Questão nº 33
Questão de Medicina de Emergência · FGV FHEMIG 2023 (nº 33)
Paciente do sexo feminino, de 16 anos, é trazida à sala de emergência por familiares após apresentar crise convulsiva tônico-clônico generalizada.
Paciente sabidamente epiléptica, sem outras comorbidades.
Prescritos fenitoína e fenobarbital em regime ambulatorial pelo neurologista que a acompanha. Paciente chega ao pronto-socorro já em pós-ictal. Nega quaisquer outros sintomas, exceto pela crise, que foi única e de curta duração.

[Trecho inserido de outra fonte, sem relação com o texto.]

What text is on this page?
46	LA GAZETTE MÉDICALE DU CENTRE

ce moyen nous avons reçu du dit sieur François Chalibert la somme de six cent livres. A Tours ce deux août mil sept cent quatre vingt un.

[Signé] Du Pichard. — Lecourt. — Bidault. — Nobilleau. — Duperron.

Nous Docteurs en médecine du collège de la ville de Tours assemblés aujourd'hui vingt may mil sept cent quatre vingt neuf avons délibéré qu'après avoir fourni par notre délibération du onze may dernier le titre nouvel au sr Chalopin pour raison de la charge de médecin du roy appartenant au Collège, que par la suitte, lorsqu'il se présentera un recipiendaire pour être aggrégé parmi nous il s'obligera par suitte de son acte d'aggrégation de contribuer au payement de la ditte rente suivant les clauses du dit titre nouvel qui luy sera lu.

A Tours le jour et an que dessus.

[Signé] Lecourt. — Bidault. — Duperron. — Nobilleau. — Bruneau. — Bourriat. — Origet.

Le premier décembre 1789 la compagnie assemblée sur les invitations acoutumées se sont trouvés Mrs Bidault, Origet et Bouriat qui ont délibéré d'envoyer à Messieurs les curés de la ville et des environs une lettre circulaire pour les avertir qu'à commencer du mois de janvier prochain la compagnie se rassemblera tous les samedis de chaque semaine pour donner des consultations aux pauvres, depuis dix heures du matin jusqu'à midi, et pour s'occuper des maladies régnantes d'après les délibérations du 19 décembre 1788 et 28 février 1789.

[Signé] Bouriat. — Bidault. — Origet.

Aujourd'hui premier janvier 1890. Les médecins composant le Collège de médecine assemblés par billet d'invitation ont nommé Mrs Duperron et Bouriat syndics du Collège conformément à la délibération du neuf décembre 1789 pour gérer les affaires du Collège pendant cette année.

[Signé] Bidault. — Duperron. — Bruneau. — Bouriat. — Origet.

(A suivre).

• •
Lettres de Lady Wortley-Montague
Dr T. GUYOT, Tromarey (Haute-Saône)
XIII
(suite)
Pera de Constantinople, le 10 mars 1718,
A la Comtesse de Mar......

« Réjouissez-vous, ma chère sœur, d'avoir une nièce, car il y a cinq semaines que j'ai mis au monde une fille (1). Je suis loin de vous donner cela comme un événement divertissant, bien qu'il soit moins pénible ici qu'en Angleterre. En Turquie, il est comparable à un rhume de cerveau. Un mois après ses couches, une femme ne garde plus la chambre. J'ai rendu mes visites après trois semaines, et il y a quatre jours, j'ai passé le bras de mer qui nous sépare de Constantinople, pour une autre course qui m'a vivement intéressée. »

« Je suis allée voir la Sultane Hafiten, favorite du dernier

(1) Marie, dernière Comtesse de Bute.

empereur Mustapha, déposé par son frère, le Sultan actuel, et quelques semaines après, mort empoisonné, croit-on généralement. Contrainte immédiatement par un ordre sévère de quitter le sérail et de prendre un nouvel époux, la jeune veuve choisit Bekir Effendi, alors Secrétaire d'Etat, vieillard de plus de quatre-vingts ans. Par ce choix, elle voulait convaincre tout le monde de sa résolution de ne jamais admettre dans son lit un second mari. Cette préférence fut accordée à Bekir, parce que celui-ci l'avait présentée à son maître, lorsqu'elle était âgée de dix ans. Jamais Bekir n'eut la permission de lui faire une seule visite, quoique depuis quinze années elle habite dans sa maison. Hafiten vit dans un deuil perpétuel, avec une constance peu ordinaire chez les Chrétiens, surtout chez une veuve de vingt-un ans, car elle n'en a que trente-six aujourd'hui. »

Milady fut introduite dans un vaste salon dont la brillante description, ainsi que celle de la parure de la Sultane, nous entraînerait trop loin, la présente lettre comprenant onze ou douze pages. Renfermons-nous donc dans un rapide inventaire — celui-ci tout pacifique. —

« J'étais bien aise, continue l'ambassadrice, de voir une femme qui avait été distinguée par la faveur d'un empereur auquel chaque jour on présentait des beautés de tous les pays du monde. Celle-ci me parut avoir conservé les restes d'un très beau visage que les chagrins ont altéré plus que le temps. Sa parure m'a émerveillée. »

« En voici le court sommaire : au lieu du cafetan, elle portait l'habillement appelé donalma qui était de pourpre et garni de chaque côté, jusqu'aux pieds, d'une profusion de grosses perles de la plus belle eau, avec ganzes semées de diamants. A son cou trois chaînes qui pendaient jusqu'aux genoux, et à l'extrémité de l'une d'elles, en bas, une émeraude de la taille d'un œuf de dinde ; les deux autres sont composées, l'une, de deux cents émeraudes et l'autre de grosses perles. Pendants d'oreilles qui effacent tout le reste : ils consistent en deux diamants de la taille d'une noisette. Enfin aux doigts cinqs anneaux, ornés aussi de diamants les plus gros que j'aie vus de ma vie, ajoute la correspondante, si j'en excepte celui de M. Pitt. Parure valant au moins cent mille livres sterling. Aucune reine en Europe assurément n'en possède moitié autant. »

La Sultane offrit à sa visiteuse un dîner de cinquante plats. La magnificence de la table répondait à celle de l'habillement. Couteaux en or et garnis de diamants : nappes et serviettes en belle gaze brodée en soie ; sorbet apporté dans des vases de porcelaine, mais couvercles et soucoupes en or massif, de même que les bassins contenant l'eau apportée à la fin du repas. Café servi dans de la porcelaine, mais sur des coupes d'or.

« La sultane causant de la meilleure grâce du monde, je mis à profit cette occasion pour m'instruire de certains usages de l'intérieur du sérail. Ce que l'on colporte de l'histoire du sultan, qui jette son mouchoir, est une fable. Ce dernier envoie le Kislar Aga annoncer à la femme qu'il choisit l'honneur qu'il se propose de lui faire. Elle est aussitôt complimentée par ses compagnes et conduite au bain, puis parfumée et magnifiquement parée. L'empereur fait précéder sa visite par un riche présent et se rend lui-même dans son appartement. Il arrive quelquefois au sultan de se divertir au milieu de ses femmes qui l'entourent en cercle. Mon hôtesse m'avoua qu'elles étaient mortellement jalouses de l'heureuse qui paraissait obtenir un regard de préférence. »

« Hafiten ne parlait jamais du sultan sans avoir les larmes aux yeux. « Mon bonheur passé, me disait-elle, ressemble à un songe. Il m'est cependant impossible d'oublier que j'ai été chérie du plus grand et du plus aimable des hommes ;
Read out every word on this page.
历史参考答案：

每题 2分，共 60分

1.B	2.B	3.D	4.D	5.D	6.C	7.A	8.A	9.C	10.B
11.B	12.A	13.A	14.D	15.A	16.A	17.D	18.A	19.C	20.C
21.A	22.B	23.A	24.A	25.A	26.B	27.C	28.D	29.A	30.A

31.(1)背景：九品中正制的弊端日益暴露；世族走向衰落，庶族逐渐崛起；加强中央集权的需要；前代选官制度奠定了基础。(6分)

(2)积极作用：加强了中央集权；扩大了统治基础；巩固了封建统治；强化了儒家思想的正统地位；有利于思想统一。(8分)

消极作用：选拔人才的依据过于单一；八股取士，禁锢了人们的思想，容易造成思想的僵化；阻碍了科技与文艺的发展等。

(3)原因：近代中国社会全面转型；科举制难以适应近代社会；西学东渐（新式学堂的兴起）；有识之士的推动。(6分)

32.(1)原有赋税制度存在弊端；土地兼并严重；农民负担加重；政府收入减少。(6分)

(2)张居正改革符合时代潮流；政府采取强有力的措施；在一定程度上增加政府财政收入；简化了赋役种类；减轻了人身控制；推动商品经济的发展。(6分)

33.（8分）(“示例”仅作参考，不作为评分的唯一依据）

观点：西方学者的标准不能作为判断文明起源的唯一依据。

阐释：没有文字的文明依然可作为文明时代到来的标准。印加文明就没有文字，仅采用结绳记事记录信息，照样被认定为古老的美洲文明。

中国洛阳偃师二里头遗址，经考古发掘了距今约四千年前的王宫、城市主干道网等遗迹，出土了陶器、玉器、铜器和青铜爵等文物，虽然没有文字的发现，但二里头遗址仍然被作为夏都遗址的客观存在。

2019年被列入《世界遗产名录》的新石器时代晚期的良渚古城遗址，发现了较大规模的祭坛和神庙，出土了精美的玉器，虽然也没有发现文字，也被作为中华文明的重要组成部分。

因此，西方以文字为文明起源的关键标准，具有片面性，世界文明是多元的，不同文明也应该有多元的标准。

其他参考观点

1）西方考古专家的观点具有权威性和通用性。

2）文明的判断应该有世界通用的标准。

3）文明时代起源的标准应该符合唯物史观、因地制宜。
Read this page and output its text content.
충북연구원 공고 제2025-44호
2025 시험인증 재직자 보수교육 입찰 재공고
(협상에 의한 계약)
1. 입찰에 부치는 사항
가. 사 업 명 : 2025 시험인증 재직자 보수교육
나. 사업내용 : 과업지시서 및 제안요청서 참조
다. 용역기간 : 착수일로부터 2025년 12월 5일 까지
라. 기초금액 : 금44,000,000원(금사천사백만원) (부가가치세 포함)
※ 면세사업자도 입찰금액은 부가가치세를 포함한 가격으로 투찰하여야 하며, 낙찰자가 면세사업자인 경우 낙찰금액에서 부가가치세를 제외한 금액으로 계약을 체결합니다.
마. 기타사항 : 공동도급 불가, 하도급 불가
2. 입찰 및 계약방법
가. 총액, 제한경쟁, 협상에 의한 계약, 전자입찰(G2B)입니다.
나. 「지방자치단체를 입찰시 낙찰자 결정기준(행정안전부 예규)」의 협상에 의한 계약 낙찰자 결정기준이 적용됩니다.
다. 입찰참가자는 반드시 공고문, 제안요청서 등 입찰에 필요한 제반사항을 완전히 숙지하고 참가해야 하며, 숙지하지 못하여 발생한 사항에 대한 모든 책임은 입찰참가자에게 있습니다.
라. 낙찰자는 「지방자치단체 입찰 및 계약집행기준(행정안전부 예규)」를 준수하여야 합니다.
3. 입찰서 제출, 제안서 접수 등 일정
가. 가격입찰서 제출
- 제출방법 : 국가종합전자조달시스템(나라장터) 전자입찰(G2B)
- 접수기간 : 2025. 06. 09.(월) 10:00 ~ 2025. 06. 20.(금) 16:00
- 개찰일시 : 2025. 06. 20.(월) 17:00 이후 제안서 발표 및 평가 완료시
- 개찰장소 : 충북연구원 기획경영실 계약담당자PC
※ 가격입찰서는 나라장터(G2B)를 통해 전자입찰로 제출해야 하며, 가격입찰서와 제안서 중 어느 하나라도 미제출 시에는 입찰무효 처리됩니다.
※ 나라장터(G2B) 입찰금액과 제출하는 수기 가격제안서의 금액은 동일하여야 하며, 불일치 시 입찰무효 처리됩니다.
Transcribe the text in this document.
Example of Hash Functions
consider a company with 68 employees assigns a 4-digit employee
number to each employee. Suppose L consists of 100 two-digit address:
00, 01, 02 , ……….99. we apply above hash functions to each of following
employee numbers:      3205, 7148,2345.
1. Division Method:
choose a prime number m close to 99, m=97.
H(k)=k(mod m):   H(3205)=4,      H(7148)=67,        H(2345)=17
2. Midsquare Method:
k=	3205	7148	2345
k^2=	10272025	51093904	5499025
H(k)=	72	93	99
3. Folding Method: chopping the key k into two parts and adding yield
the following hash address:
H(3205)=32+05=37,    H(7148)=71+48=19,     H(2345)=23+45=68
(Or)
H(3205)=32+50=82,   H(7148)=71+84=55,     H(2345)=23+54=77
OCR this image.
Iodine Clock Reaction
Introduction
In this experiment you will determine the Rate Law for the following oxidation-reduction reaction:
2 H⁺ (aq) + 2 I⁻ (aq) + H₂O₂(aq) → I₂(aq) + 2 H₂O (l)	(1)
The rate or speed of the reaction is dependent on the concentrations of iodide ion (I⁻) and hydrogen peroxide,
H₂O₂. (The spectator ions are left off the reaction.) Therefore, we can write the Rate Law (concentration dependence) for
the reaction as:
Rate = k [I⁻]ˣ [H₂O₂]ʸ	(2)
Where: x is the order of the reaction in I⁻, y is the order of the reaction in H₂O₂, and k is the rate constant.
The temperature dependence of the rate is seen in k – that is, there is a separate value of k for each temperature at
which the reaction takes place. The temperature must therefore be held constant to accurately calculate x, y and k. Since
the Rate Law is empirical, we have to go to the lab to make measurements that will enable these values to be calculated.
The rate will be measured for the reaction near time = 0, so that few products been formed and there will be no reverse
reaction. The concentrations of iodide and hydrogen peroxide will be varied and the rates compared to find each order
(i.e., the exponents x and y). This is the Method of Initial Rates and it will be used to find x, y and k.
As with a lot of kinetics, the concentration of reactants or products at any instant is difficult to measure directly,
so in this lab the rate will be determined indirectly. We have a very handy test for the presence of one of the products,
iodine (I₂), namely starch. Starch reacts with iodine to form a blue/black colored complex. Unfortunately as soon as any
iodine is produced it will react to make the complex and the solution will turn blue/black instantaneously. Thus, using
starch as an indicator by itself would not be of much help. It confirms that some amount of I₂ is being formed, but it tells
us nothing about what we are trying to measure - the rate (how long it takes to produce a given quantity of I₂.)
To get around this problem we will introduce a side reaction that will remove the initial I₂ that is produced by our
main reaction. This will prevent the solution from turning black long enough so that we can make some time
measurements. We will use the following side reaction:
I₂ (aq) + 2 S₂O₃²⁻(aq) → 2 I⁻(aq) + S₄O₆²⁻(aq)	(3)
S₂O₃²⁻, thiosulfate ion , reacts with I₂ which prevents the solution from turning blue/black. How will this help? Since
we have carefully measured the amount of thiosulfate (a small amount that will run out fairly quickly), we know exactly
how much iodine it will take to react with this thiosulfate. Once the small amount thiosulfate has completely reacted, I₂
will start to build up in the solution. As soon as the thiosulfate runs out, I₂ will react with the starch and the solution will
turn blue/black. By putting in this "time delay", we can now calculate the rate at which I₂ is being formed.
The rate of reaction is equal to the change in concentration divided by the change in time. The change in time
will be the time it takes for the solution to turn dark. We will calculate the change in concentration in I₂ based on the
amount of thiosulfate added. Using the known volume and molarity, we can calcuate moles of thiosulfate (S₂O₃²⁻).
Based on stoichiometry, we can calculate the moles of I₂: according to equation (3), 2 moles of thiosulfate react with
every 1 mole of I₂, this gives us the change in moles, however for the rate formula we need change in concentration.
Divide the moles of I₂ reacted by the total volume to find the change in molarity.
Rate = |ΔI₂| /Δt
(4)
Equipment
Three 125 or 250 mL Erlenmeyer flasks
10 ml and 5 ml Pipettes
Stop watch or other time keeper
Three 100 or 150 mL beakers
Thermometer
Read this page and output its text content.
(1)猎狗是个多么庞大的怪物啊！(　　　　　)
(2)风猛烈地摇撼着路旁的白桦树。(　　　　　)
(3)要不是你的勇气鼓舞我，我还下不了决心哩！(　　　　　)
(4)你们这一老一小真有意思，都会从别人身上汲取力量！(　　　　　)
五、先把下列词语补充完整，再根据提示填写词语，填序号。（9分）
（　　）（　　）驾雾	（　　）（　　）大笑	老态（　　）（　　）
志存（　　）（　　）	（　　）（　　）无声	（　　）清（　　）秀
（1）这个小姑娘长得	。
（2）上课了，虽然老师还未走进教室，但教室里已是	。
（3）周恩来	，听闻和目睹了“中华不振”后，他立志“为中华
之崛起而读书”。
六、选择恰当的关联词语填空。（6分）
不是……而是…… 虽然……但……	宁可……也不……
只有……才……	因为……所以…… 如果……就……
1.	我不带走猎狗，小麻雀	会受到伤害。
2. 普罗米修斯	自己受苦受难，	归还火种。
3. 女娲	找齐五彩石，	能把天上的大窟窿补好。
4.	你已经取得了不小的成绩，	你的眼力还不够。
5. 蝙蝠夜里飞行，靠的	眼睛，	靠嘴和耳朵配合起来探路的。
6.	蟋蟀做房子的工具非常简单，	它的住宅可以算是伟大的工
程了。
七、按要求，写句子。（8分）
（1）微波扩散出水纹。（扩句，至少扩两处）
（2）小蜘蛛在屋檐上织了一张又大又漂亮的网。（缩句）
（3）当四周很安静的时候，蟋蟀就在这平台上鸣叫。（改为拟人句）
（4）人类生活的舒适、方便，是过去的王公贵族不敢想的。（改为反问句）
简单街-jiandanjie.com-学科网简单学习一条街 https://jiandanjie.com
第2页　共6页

Nesse caso, assinale a opção que indica o exame que mais provavelmente diagnosticará a causa do escape convulsivo.
- ATomografia computadorizada de crânio.
- BDosagens de nível sérico de fenitoína e de fenobarbital. (alternativa correta)
- CBioquímica, celularidade e culturas de líquido cefalorraquidiano.
- DGlicemia capilar.
- EToxicológico completo.
Resposta comentada
Gabarito Alternativa B
Quando um paciente epiléptico que já toma remédios tem uma nova crise (um "escape convulsivo"), a primeira coisa a investigar é se os níveis dos medicamentos no corpo estão adequados para controlar a doença.
(A) Incorreta: A tomografia de crânio é mais indicada para crises novas, status epilepticus, ou quando há sinais de lesão cerebral aguda (como sangramento ou tumor), o que não é o caso mais provável para uma crise única e curta em um epiléptico conhecido sem outros sintomas.
(B) Correta: Para um paciente epiléptico em uso de medicação, a causa mais comum de uma crise de escape é o nível subterapêutico (baixo demais) dos anticonvulsivantes. Isso pode ocorrer por esquecimento de doses, absorção inadequada, metabolismo acelerado ou interações medicamentosas. Verificar as dosagens de nível sérico de fenitoína e fenobarbital é o exame que mais provavelmente diagnosticará a causa do escape convulsivo nesse cenário.
(C) Incorreta: A análise do líquido cefalorraquidiano (LCR) é para investigar infecções do sistema nervoso central (meningite, encefalite). Embora infecções possam causar crises, não há outros sintomas que sugiram essa condição como a causa mais provável neste caso (como febre, rigidez de nuca, cefaleia intensa).
(D) Incorreta: A glicemia capilar é uma medida essencial e imediata em qualquer paciente com alteração do nível de consciência ou crise convulsiva, pois a hipoglicemia (açúcar baixo no sangue) é uma causa reversível e perigosa. No entanto, a pergunta busca o exame que mais provavelmente diagnosticará a causa do escape convulsivo em um paciente epiléptico já medicado. A armadilha da banca aqui é que, embora a glicemia seja sempre verificada primeiro, a causa mais provável do escape em um epiléptico em tratamento é o nível inadequado da medicação, e não a hipoglicemia (que seria uma causa geral de crise, não específica do "escape" em um epiléptico controlado).
(E) Incorreta: O toxicológico completo é útil para investigar intoxicações ou abstinência de substâncias, que podem causar crises. Contudo, sem outros sinais ou histórico sugestivo de uso de drogas, não é a causa mais provável nem a primeira a ser investigada em uma paciente de 16 anos com epilepsia conhecida e sem outros sintomas.
Fonte: FGV FHEMIG 2023 Medicina de emergência (Caderno Tipo 1). Reproduzida para fins de estudo.